On Sun, 7 Jul 2013 19:00:47 -0300 Christian Robottom Reis kiko@canonical.com wrote:
On Sat, Jul 06, 2013 at 09:39:13AM +0100, Renato Golin wrote:
On 5 July 2013 08:56, Renato Golin renato.golin@linaro.org wrote:
Yesterday I turned one of the boards back to 1.2GHz (3pm), and it died during the night (2am). The 920MHz is still working. The room temperature didn't go over 26C (the thermometer is by the boards).
Status update:
One of the boards failed at 920MHz @ 60% temperature levels. I blamed the power supply and switched to make sure the *other* board would fail as well at 920MHz, which it did. So I retired that power supply and am using a third one, all cheap (all I have here).
I know others have said this, but since you seem to not yet be convinced: the frequency is a red herring. If your PSU can't really keep up with the Panda, all bets are off. We early on in the LAVA lab figured out they only ran reliably on those massive (IIRC, 4A) bricks that Digikey sells.
The alleged PandaBoard compatibility with only a single model of a massive 4A power brick does not sound right. Especially considering that the PandaBoard is supposed to have a superior hardware design quality compared to the competitors:
http://www.pandaboard.org/pbirclogs/index.php?date=2012-10-16#T01:39:33
Earlier Renato Golin mentioned that "These are 5V and on my multimeter I got almost 6V". Looks like some really cheap poorly regulated junk PSU?

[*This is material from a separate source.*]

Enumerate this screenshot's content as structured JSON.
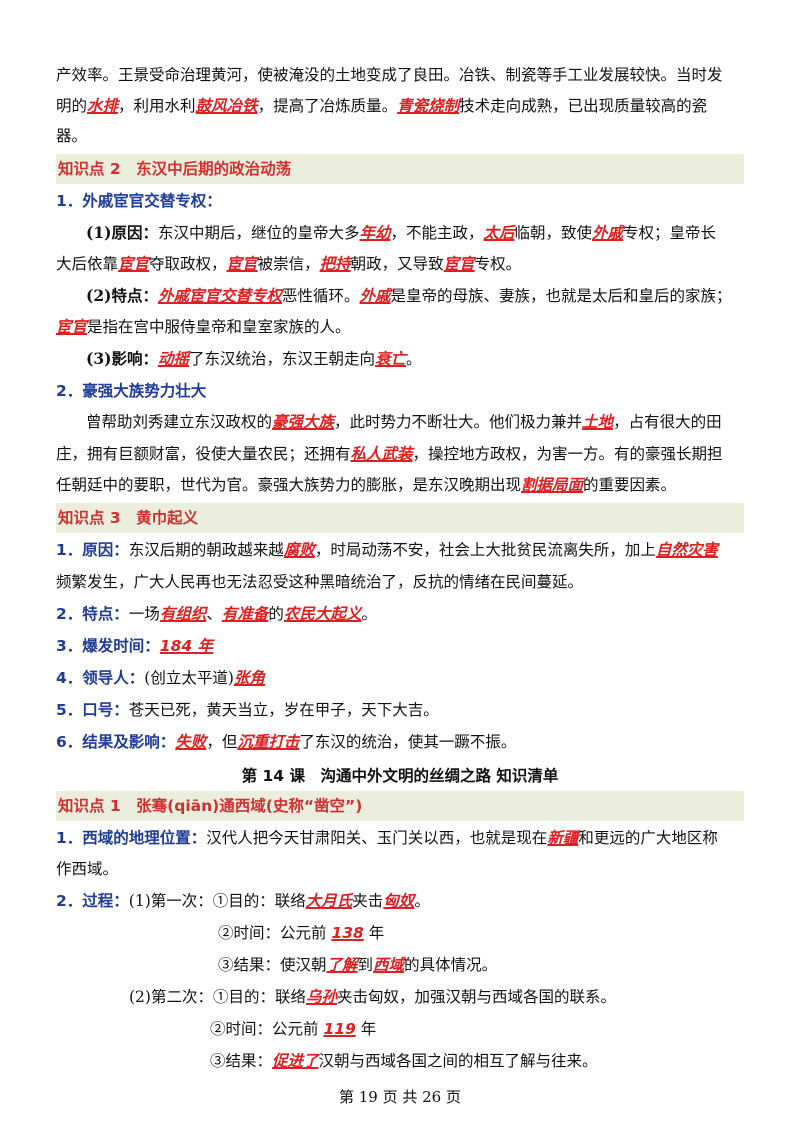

My power bricks costed me around 10-15 EUR each (maybe that's overpriced and I could find something several times cheaper from some Chinese vendors?). All of them seem to be working fine, powering various development boards with weeks/months of uptime. And occasionally experiencing long heavy compilation workloads (gcc, libreoffice, llvm, chromium, firefox, ...) without problems. The voltage is very close to 5V, at least when measured without load. I'm getting ~5.2V from the "worst" one and the others deviate much less.
And naturally, any PSU rated for just something like 1A will not work right, that's a common sense. The modern multi-core ARM boards can easily consume a lot more than this under load. But at least 2.5A or 3A should be sufficient if you don't attach many power hungry USB peripherals.